Kit and Ace is a Canadian clothing brand founded in 2014 by Shannon Wilson, former lead designer of Lululemon Athletica, and her stepson J. J. Wilson. Its focus is machine-washable cashmere wool clothing and accessories. It is currently owned by Unity Brands Inc.

== History ==
The first store opened in July 2014 in Vancouver's Gastown neighbourhood.

In 2015, the brand opened retail stores in the US, the UK and Australia.

In September 2015, the company installed shop-in-shop cafes from Toronto-based Sorry Coffee Co. in its London and Toronto stores.

In April 2017, Kit and Ace closed all its international stores to focus on e-commerce and its eight Canadian shops. Hold It All Inc., a Vancouver-based company, owned the brand until the end of August 2018.

In 2018, CEO George Tsogas acquired the company.
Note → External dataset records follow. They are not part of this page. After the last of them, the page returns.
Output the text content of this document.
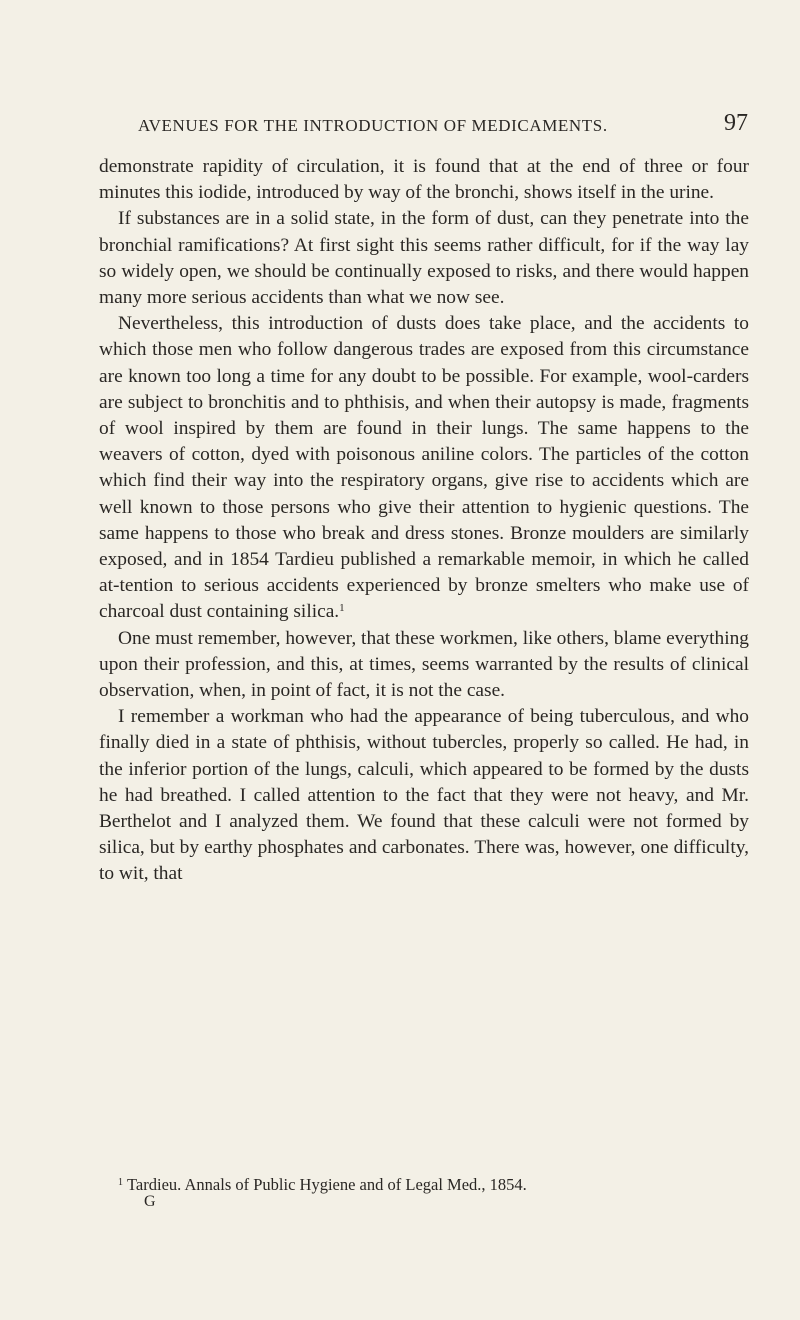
AVENUES FOR THE INTRODUCTION OF MEDICAMENTS.	97

demonstrate rapidity of circulation, it is found that at the end of three or four minutes this iodide, introduced by way of the bronchi, shows itself in the urine.

If substances are in a solid state, in the form of dust, can they penetrate into the bronchial ramifications? At first sight this seems rather difficult, for if the way lay so widely open, we should be continually exposed to risks, and there would happen many more serious accidents than what we now see.

Nevertheless, this introduction of dusts does take place, and the accidents to which those men who follow dangerous trades are exposed from this circumstance are known too long a time for any doubt to be possible. For example, wool-carders are subject to bronchitis and to phthisis, and when their autopsy is made, fragments of wool inspired by them are found in their lungs. The same happens to the weavers of cotton, dyed with poisonous aniline colors. The particles of the cotton which find their way into the respiratory organs, give rise to accidents which are well known to those persons who give their attention to hygienic questions. The same happens to those who break and dress stones. Bronze moulders are similarly exposed, and in 1854 Tardieu published a remarkable memoir, in which he called at-tention to serious accidents experienced by bronze smelters who make use of charcoal dust containing silica.$^1$

One must remember, however, that these workmen, like others, blame everything upon their profession, and this, at times, seems warranted by the results of clinical observation, when, in point of fact, it is not the case.

I remember a workman who had the appearance of being tuberculous, and who finally died in a state of phthisis, without tubercles, properly so called. He had, in the inferior portion of the lungs, calculi, which appeared to be formed by the dusts he had breathed. I called attention to the fact that they were not heavy, and Mr. Berthelot and I analyzed them. We found that these calculi were not formed by silica, but by earthy phosphates and carbonates. There was, however, one difficulty, to wit, that

$^1$ Tardieu. Annals of Public Hygiene and of Legal Med., 1854.
G
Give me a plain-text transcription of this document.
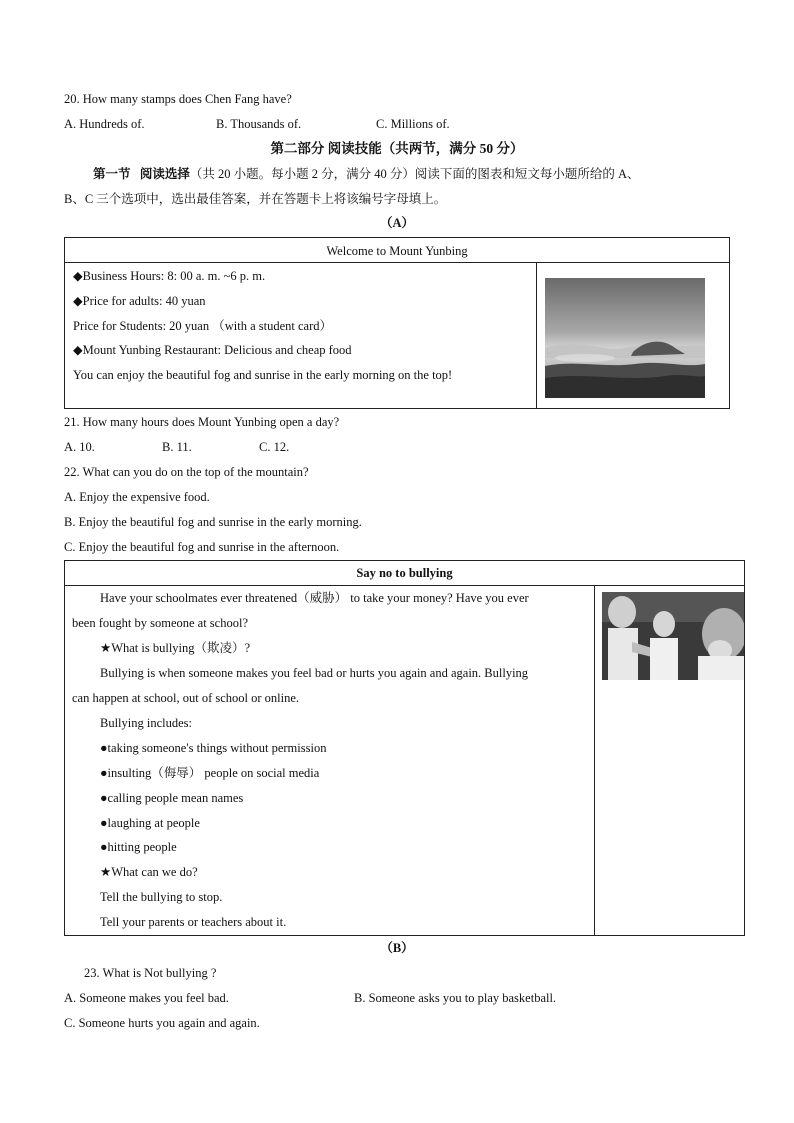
20. How many stamps does Chen Fang have?
A. Hundreds of.	B. Thousands of.	C. Millions of.
第二部分 阅读技能（共两节，满分 50 分）
第一节 阅读选择（共 20 小题。每小题 2 分，满分 40 分）阅读下面的图表和短文每小题所给的 A、
B、C 三个选项中，选出最佳答案，并在答题卡上将该编号字母填上。
（A）
Welcome to Mount Yunbing
◆Business Hours: 8: 00 a. m. ~6 p. m.
◆Price for adults: 40 yuan
Price for Students: 20 yuan （with a student card）
◆Mount Yunbing Restaurant: Delicious and cheap food
You can enjoy the beautiful fog and sunrise in the early morning on the top!
21. How many hours does Mount Yunbing open a day?
A. 10.	B. 11.	C. 12.
22. What can you do on the top of the mountain?
A. Enjoy the expensive food.
B. Enjoy the beautiful fog and sunrise in the early morning.
C. Enjoy the beautiful fog and sunrise in the afternoon.
Say no to bullying
Have your schoolmates ever threatened（威胁） to take your money? Have you ever
been fought by someone at school?
★What is bullying（欺凌）?
Bullying is when someone makes you feel bad or hurts you again and again. Bullying
can happen at school, out of school or online.
Bullying includes:
●taking someone's things without permission
●insulting（侮辱） people on social media
●calling people mean names
●laughing at people
●hitting people
★What can we do?
Tell the bullying to stop.
Tell your parents or teachers about it.
（B）
23. What is Not bullying ?
A. Someone makes you feel bad.	B. Someone asks you to play basketball.
C. Someone hurts you again and again.
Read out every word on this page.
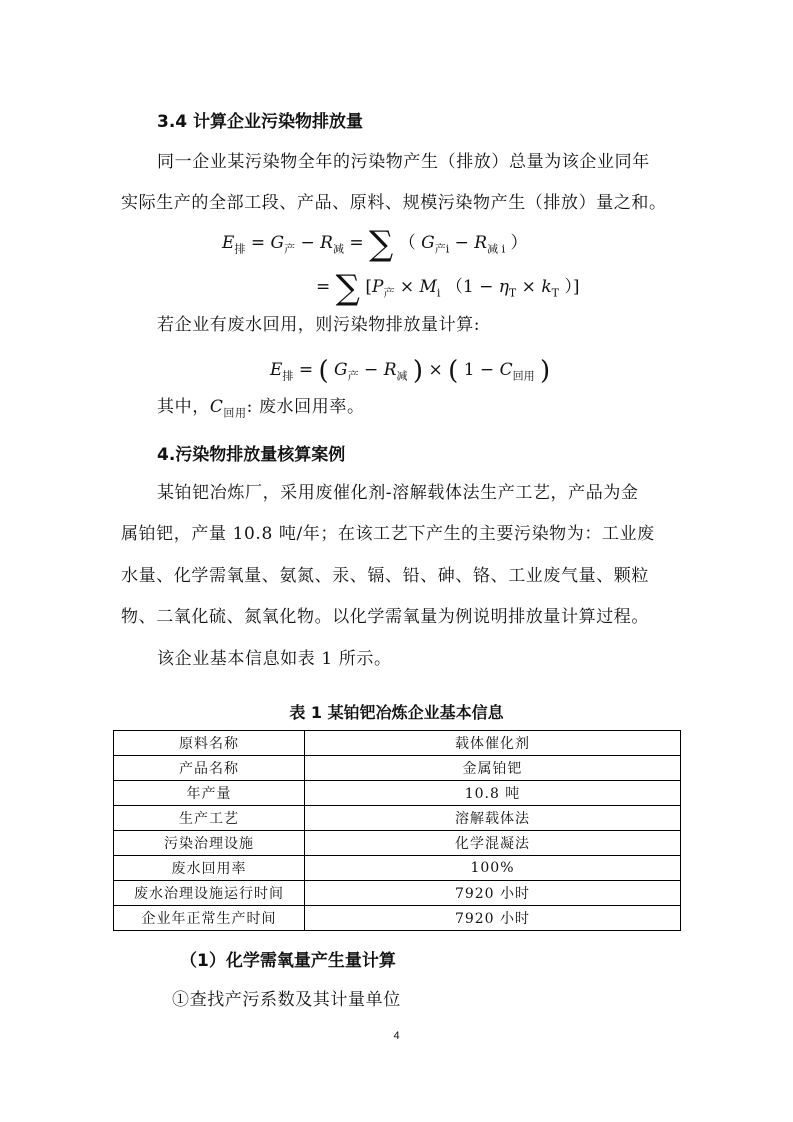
3.4 计算企业污染物排放量
同一企业某污染物全年的污染物产生（排放）总量为该企业同年
实际生产的全部工段、产品、原料、规模污染物产生（排放）量之和。
$E_排 = G_产 - R_减$ = ∑ （ $G_{产i} - R_{减 i}$ ）
= ∑ [$P_产 \times M_i$ （$1 - \eta_T \times k_T$ ）]
若企业有废水回用，则污染物排放量计算:
$E_排$ = ( $G_产 - R_减$ ) × ( $1 - C_{回用}$ )
其中，$C_{回用}$: 废水回用率。
4.污染物排放量核算案例
某铂钯冶炼厂，采用废催化剂-溶解载体法生产工艺，产品为金
属铂钯，产量 10.8 吨/年；在该工艺下产生的主要污染物为：工业废
水量、化学需氧量、氨氮、汞、镉、铅、砷、铬、工业废气量、颗粒
物、二氧化硫、氮氧化物。以化学需氧量为例说明排放量计算过程。
该企业基本信息如表 1 所示。
表 1 某铂钯冶炼企业基本信息
原料名称	载体催化剂
产品名称	金属铂钯
年产量	10.8 吨
生产工艺	溶解载体法
污染治理设施	化学混凝法
废水回用率	100%
废水治理设施运行时间	7920 小时
企业年正常生产时间	7920 小时
（1）化学需氧量产生量计算
①查找产污系数及其计量单位
4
In 2018, the Navigator pant was featured as part of the "Ultimate Travel Gear" of 2018 by Air Canada's enRoute Magazine.

In November 2019, Kit and Ace opens its first West Vancouver location in The Village, Park Royal.

In December 2020, Kit and Ace returned to Edmonton opening a new location on Whyte Ave.

In June 2022, Kit and Ace opened a new location on Queen Street, Toronto.

In July 2023, Kit and Ace was acquired by Unity Brands Inc. under the ownership of veteran retail executives Joe Mimran, David Lui and Frank Rocchetti.